Hegel’de, idea’nın hareketi aritmetiğin dört işleminden ibarettir, tarihte somut niceliklerin sonsuz birleşimi olarak Tin, rasyonel ve ben bilincine sahip olarak devlette gerçekleşecektir ya da sonlanacaktır. Hegel’de felsefe tesadüfleri dışlar, “aristokrasinin” mutlak zaferini müjdelemekte olan Hegel, insanın türsel varlığını diyalektikte açıklaması onun dinsiz değil ama tanrı tanımaz olduğunu gözler önüne serer.
Nuh’un, tufan günü tanrının ona gönderdiği “işaret” ile kendini, karısını oğullarını ve torunlarını öldürme kararından vazgeçmesi, insanın türsel varlığını tanrı buyruğu olan kıyametin karşına çıkarması gibi Hegel’de bu buyruğa felsefe ile karşı durmaktadır. Hegel’in mutlak din kategorisi tam da insanın türsel varlığını bir kez daha tarihin biricik hareketi haline getirme ve kıyametten kaçınma çabasıdır. “Doğal dini” insanın türsel varlığında öteleyen ve insanın türselliğini tanrı buyruğunun karşısına çıkararak “Mutlak Din”e ulaşan Hegel aydınlama çağının müjdecidir. Hegel, “Mutlak Din” olarak gördüğü Hristiyan inancı karşısında diğer tüm inançları tarih dışına itiyor: Mutlak din karşında diğer inançlar ya politikleşip barbarlaşacaklar ya da “Mutlak Dine” itaat edecekler.

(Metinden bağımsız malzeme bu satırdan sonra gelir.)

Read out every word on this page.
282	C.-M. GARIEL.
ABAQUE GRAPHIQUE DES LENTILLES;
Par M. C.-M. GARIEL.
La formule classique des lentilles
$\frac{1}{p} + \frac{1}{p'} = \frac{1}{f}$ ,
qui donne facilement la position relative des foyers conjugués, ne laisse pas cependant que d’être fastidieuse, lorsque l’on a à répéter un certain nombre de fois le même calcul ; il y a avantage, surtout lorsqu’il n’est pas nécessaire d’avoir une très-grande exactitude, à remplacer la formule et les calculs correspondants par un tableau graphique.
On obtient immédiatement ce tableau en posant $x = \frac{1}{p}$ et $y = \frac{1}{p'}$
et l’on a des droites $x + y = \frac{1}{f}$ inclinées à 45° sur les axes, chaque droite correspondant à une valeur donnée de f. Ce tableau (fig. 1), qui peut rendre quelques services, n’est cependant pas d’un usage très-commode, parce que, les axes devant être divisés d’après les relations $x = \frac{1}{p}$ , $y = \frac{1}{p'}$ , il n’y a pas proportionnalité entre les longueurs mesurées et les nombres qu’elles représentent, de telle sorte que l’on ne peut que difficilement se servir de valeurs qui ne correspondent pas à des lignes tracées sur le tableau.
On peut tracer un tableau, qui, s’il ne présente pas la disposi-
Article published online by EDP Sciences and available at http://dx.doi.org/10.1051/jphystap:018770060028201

“İlk kaynak” sorusunu sistemleştiren Hegel felsefesi “doğal din”le uğraşmaya yer bırakmayacaktır Marx’a; Manifesto’da anlatı yerini “Devlet Dini”ne bırakacaktır; ‘doğal dinin’ varlığı ya da yokluğu bir kez daha Manifesto’da devletin sönümlenmesine/yıkılmasına bırakacaktır. Ama Marx, Marksist olmadan önce!
Marx, Marksist olmadan önce!
“İnsansız yaratılış olur mu ya da insansız komünizm olur mu?” Bilginin “ilk kaynağı” sorusu, olmayanı sorarak kendini var eder yani ‘soru’ kendini var etmekle eş anlamlıdır. Var olan felsefedir artık, kendini var edenin kategorilerine ya teslim olacaksındır ya da kavramsal düzleme geçeceksindir. Kavramlar üzerinden bir Marksist felsefenin gerekirliğine yapılan vurgu ise, kavramları reddetmekle eştir, ilk soruya tekrar götürür. Bu nedenle ilk soruyu sistemleştiren Hegel Felsefesi’ne karşı materyalizmden bir farklılık kurduğunu düşünen, “meslekten” felsefeci ‘materyalist felsefenin’ kurucusuna da saldırdığını fark edemez.
Marx, felsefede kaldığı sürece hep Hegelci kalacaktır. “Tarih bilimi kavramlarının üzerinden bir Marksist felsefeye ihtiyaç var” fikrinin Hegelci kaldığı/kalacağı gibi.
Althusser, Tarih Bilimi ile ortaya çıkmış bir felsefenin söz konusu olması gerektiğini vurgulamış, bu felsefenin ne olduğuna dair ya da Marksist diyalektiğinin kategorilerinin ne olduğunu cevapsız bırakarak, Marksist felsefeyi sistemleştirememiştir.
Althusser’in Marksizmi, teorik-hümanizmadan kurtarma çabası, yeni bir felsefenin olması gerektiği iddiası nedeniyle sonuçsuz kaldı. Althusserci üretim ilişkilerine tanınan üst-belirlenim anlayışı, politikanın özgünlüğünü ortaya çıkarma çabası, kategorilerin saldırısıyla yerle bir olur. Althusser çok da iyi bildiği bir hataya kendisi düşer, çünkü bilimin kavramları belirlenim ilişkisine kapalıdır.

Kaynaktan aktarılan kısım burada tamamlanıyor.